How to cut down on sugar is a trendy topic in losing weight and staying fit, and in 2020, sugar-free options became even more popular. Zero-sugar, low-calorie and low-fat are the hottest words in the food and beverage businesses.

Every 100ml of regular soda can contain 10 grams of sugar, and in a can of soda there can be more than 30 grams of added sugar, which is quite hard to accept from today’s healthy eating perspective. Sodas with zero-calorie artificial sweeteners are now occupying the market, they are equally sweet and satisfying, but without the calories.

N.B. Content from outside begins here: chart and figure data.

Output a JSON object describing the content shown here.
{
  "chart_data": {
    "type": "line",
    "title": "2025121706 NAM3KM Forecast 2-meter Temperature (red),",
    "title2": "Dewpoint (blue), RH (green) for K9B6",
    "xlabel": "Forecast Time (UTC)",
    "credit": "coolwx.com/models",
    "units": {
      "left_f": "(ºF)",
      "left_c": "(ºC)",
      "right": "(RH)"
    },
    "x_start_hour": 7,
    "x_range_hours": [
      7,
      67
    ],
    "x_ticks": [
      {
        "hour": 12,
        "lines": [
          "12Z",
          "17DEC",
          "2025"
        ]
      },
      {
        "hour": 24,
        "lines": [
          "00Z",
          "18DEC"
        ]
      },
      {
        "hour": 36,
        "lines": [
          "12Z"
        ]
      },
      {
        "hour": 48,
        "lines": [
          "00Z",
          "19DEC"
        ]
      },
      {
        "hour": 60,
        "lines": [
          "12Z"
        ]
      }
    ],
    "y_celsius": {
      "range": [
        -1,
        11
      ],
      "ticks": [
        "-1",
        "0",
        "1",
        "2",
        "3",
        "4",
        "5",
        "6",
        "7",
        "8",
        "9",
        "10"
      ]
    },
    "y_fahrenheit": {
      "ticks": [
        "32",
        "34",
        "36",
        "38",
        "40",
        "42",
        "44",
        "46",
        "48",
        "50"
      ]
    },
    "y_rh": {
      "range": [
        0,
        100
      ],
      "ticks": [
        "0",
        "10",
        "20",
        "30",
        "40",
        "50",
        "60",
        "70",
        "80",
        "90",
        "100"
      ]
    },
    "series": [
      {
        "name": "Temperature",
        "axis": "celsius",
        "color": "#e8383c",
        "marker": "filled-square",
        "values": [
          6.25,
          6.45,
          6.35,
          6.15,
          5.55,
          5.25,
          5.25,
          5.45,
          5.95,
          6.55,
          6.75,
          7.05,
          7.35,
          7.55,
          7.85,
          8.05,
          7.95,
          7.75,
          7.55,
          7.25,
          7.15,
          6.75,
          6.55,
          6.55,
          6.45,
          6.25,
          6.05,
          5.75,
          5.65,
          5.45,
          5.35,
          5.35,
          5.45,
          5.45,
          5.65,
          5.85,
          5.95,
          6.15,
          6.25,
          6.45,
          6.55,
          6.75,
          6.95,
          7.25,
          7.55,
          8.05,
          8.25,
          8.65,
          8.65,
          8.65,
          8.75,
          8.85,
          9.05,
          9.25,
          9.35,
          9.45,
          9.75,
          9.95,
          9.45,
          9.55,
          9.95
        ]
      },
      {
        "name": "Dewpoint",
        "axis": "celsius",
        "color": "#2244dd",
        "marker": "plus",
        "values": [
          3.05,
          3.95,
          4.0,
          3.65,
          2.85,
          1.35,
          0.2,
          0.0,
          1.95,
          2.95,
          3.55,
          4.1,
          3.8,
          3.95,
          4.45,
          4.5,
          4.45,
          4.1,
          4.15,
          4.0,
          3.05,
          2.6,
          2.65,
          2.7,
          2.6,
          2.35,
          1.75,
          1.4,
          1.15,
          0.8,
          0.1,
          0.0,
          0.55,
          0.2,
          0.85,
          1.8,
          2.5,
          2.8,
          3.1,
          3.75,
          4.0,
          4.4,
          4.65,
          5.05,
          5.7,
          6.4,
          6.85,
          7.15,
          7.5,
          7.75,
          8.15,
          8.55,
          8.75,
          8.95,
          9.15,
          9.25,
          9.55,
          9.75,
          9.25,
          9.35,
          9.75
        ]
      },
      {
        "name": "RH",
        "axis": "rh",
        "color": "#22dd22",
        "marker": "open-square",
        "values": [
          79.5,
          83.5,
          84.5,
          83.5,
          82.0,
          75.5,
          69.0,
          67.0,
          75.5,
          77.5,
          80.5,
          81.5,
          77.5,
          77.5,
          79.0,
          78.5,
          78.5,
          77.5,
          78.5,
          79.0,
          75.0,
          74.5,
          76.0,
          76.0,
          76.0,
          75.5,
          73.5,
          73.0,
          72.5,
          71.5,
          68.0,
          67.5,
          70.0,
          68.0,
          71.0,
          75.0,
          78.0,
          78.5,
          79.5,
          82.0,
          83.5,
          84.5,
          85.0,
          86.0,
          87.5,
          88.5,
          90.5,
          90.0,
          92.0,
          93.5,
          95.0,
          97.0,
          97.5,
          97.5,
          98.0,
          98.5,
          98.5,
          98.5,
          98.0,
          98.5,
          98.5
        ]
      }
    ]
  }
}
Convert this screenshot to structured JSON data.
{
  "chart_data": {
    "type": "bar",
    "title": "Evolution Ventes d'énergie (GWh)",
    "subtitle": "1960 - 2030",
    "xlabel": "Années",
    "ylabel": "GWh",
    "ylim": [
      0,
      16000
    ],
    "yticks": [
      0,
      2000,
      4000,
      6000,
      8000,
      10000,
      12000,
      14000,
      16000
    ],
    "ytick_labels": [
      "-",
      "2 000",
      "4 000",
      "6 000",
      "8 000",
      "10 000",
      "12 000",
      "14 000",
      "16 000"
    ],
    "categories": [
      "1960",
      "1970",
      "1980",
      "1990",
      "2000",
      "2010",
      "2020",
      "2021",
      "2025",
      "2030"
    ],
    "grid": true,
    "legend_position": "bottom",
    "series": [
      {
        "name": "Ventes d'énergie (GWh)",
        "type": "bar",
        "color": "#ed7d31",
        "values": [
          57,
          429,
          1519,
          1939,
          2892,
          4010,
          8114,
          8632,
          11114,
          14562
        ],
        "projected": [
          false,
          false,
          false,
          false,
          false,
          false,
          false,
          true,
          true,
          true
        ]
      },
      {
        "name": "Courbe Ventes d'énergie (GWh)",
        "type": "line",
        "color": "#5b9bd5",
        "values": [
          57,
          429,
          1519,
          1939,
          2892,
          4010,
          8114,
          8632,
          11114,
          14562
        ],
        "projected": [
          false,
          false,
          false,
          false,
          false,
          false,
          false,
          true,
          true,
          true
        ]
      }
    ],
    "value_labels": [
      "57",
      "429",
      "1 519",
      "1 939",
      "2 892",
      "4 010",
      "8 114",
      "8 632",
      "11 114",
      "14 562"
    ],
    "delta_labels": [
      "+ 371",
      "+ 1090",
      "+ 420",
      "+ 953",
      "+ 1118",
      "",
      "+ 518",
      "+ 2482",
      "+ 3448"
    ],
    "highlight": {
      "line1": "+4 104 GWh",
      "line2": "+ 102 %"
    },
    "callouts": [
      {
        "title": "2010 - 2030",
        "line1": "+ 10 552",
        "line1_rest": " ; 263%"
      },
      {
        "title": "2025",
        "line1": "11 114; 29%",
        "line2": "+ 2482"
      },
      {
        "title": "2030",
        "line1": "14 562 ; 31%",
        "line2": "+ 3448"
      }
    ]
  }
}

Chinese beverage brand Genki Forest specializes in bottled beverages ranging from flavored sparkling water to milk tea and oolong tea, all sugar-free and low-calorie. The company achieved a valuation of US$2 billion in a round of funding in July, more than tripling its worth in the nine months since its last financing, and the brand has surpassed Coca-Cola and Pepsi in sales during major online shopping festivals.

Genki Forest’s sugar-free sodas

Win-win brings brands together

Collaboration has really become a thing: Businesses are pooling their resources to explore more market opportunities and reach a broader clientele.

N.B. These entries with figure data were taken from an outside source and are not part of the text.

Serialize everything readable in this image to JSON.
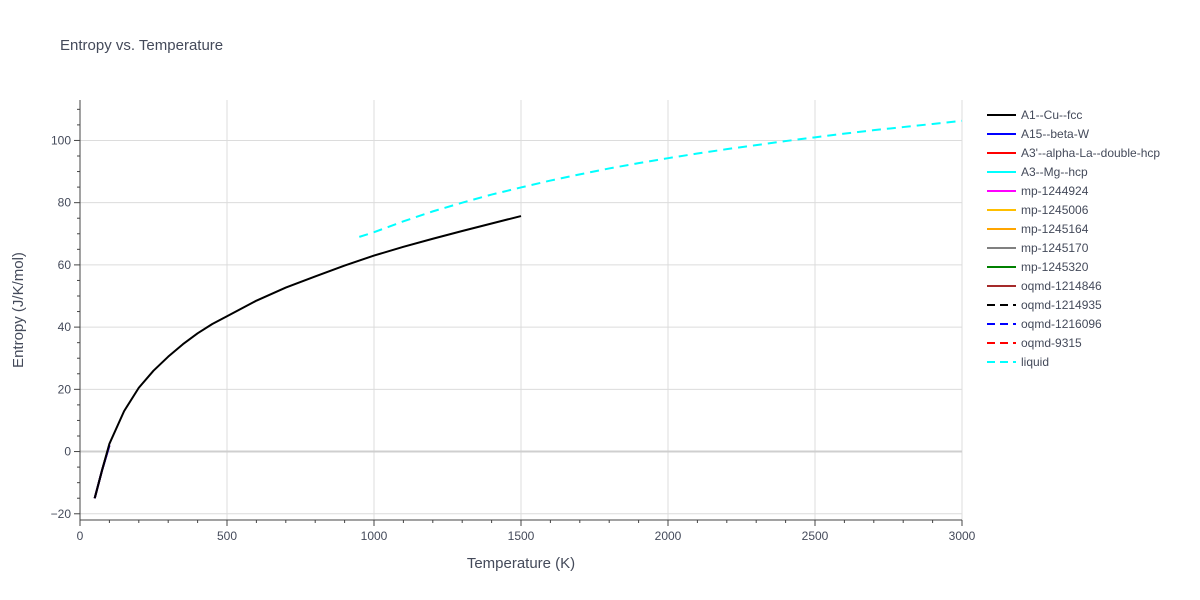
{
  "chart_data": {
    "type": "line",
    "title": "Entropy vs. Temperature",
    "xlabel": "Temperature (K)",
    "ylabel": "Entropy (J/K/mol)",
    "xlim": [
      0,
      3000
    ],
    "ylim": [
      -22,
      113
    ],
    "x_ticks": [
      0,
      500,
      1000,
      1500,
      2000,
      2500,
      3000
    ],
    "y_ticks": [
      -20,
      0,
      20,
      40,
      60,
      80,
      100
    ],
    "grid": true,
    "legend_position": "right",
    "series": [
      {
        "name": "A1--Cu--fcc",
        "color": "#000000",
        "dash": "solid",
        "x": [
          50,
          75,
          100,
          150,
          200,
          250,
          300,
          350,
          400,
          450,
          500,
          600,
          700,
          800,
          900,
          1000,
          1100,
          1200,
          1300,
          1400,
          1500
        ],
        "y": [
          -15,
          -6,
          2.5,
          13,
          20.5,
          26,
          30.5,
          34.5,
          38,
          41,
          43.5,
          48.5,
          52.7,
          56.3,
          59.8,
          63,
          65.8,
          68.4,
          70.9,
          73.3,
          75.7
        ]
      },
      {
        "name": "A15--beta-W",
        "color": "#0000ff",
        "dash": "solid",
        "x": [
          50,
          75,
          100
        ],
        "y": [
          -15,
          -6,
          2
        ]
      },
      {
        "name": "A3'--alpha-La--double-hcp",
        "color": "#ff0000",
        "dash": "solid",
        "x": [
          50,
          75,
          100
        ],
        "y": [
          -15,
          -6,
          2
        ]
      },
      {
        "name": "A3--Mg--hcp",
        "color": "#00ffff",
        "dash": "solid",
        "x": [
          50,
          75,
          100
        ],
        "y": [
          -15,
          -6,
          2
        ]
      },
      {
        "name": "mp-1244924",
        "color": "#ff00ff",
        "dash": "solid",
        "x": [
          50,
          75,
          100
        ],
        "y": [
          -15,
          -6,
          2
        ]
      },
      {
        "name": "mp-1245006",
        "color": "#ffbf00",
        "dash": "solid",
        "x": [
          50,
          75,
          100
        ],
        "y": [
          -15,
          -6,
          2
        ]
      },
      {
        "name": "mp-1245164",
        "color": "#ffa500",
        "dash": "solid",
        "x": [
          50,
          75,
          100
        ],
        "y": [
          -15,
          -6,
          2
        ]
      },
      {
        "name": "mp-1245170",
        "color": "#808080",
        "dash": "solid",
        "x": [
          50,
          75,
          100
        ],
        "y": [
          -15,
          -6,
          2
        ]
      },
      {
        "name": "mp-1245320",
        "color": "#008000",
        "dash": "solid",
        "x": [
          50,
          75,
          100
        ],
        "y": [
          -15,
          -6,
          2
        ]
      },
      {
        "name": "oqmd-1214846",
        "color": "#a52a2a",
        "dash": "solid",
        "x": [
          50,
          75,
          100
        ],
        "y": [
          -15,
          -6,
          2
        ]
      },
      {
        "name": "oqmd-1214935",
        "color": "#000000",
        "dash": "dash",
        "x": [
          50,
          75,
          100
        ],
        "y": [
          -15,
          -6,
          2
        ]
      },
      {
        "name": "oqmd-1216096",
        "color": "#0000ff",
        "dash": "dash",
        "x": [
          50,
          75,
          100
        ],
        "y": [
          -15,
          -6,
          2
        ]
      },
      {
        "name": "oqmd-9315",
        "color": "#ff0000",
        "dash": "dash",
        "x": [
          50,
          75,
          100
        ],
        "y": [
          -15,
          -6,
          2
        ]
      },
      {
        "name": "liquid",
        "color": "#00ffff",
        "dash": "dash",
        "x": [
          950,
          1000,
          1100,
          1200,
          1300,
          1400,
          1500,
          1600,
          1700,
          1800,
          1900,
          2000,
          2100,
          2200,
          2300,
          2400,
          2500,
          2600,
          2700,
          2800,
          2900,
          3000
        ],
        "y": [
          69,
          70.5,
          74,
          77.2,
          80,
          82.6,
          84.9,
          87.1,
          89.1,
          91,
          92.7,
          94.3,
          95.8,
          97.2,
          98.5,
          99.8,
          101,
          102.2,
          103.3,
          104.3,
          105.3,
          106.3
        ]
      }
    ]
  }
}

The latest surprising event was McDonald’s limited-edition burger available only on December 21 that stuffed two pieces of Spam and a layer of Oreo crumble in between two buns, a multi-brand collaboration that’s too exotic for most people’s taste but certainly grabbed the public’s attention.

Beverage brands such as Heytea have been very busy with collaborated projects, like a Heytea x %Arabica popup this September on the plaza of Réel Mall that blended coffee and milk tea concepts together, adding Heytea’s “bobo” bubbles into coffee.

Chinese beer brand Tsingtao’s Tsingtao Lab collaborated with fashion brand Karl Lagerfeld last month in Xintiandi featuring a special menu and merchandise inspired by the two brands.

Luxury brands have also been partnering with five-star hotels to launch collaboration promotions, like afternoon tea and cocktail menus to promote the brands while presenting more interesting menus.

Curbing food waste

The death of an online eating show host in June provoked heated debate about the extreme performance pattern that’s very hurtful to the human body, as well as general reflections on food waste. Since the summer, the public has been encouraged to cut down on food waste on a daily basis, and eating show hosts must change their style in order to stay in business.

Notable eating show and livestream hosts have transformed their content after national campaigns to curb food waste.

The top hosts have shifted their focus to introducing the delicacies, visiting interesting restaurants and food travel vlogs, from the original approach of eating an excessive amount of food to entertain viewers.

Restaurants across China were encouraged to offer smaller portion sizes at lower prices to curb food waste. It’s now very common to see the option of half portions in restaurants, with half the original price tag. This not only reduced food waste, but also allowed diners to sample more dishes without worrying about ordering too much and overeating.

Livestream eating shows encourage people to eat moderately.

Now on live

Livestreaming has become a new way to shop in the past few years, with an explosive growth that happened during the 2019 Double 11 online shopping spree. Since then the trend has become a new norm — people are getting accustomed to shopping with livestream hosts. Although as time-consuming as it is, the market has forced people who disliked livestreaming shopping into accepting it as a new business norm.

Livestreaming has helped numerous brands boost sales, especially during shopping festivals, as well as supporting farmers in remote regions to sell their products directly to consumers nationwide.

During the COVID-19 outbreak at the beginning of the year, livestreaming became an important tool of engagement, and the immersive experience has helped both businesses and consumers.

Chefs have been livestreaming to showcase cooking techniques and interact with audiences.

Restaurants have been inviting influencers to dine while they livestream the experience to their followers, and hotels hosted virtual tours as a way to engage viewers and promote the brands.

More events have been adding livestreaming to campaigns to reach audiences who cannot participate.